Definition: A topological space $X$ is locally Euclidean if there exists $n \in \mathbb{N}$ so that for all $x \in X$ there is a neighborhood $U$ of $x$ which is homeomorphic to an open subset $V \subset \mathbb{R} ^n$.
I want to show that $$X = \{ (x,y) \in \mathbb{R^2} : x^2+y^2 = 1 \} \cup \{ (x,0) : -1 \leq x \leq 1 \}$$ is not locally Euclidean.
I proved that $X$ is not homeomorphic to the circle $S^1 \subset \mathbb{R^2}$, is this enough? If not, how could we proceed/conclude? I am using Introduction to Topology by Munkres.

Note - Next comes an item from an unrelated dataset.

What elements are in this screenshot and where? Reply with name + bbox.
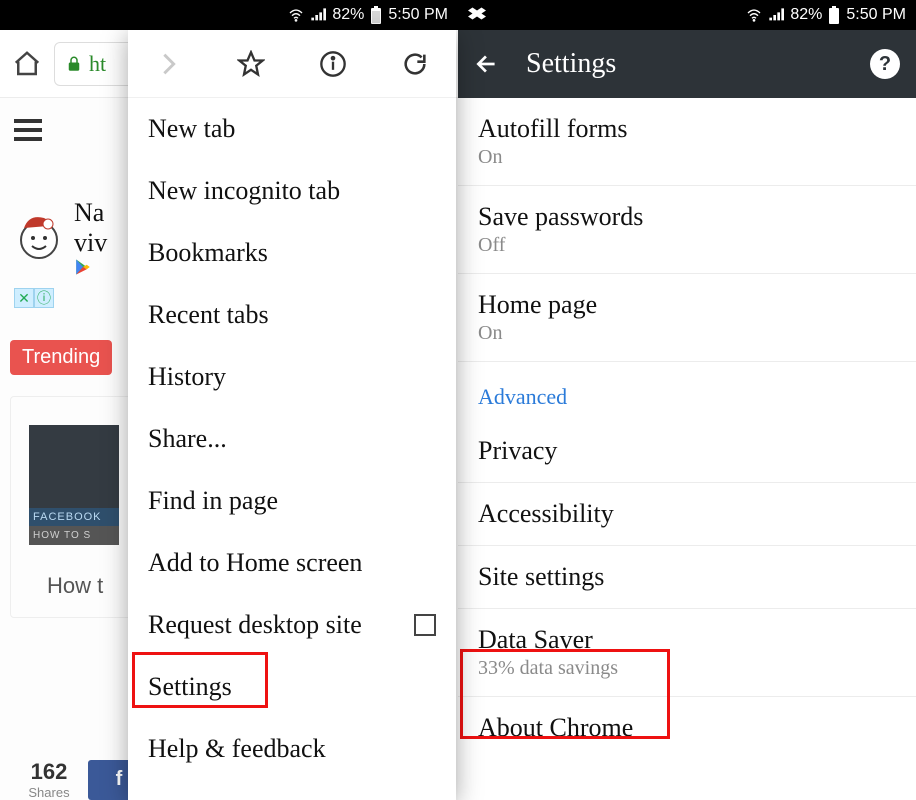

Points $(-1,0)$ and $(1,0)$ do not have any euclidean neighborhood. If there was an homeomorphism from an open set of $\mathbb{R}^n$ to one of these neighborhoods $U$, what would the counterimage of $U-\{(1,0)\}$ be?
Certainly an open set of $\mathbb{R}^n$ consisting in not more than two connected components, while $U-\{(1,0)\}$ will have three distinct connected components (unless of course you choose $U$ to cointain $(-1,0)$, but you don't have to).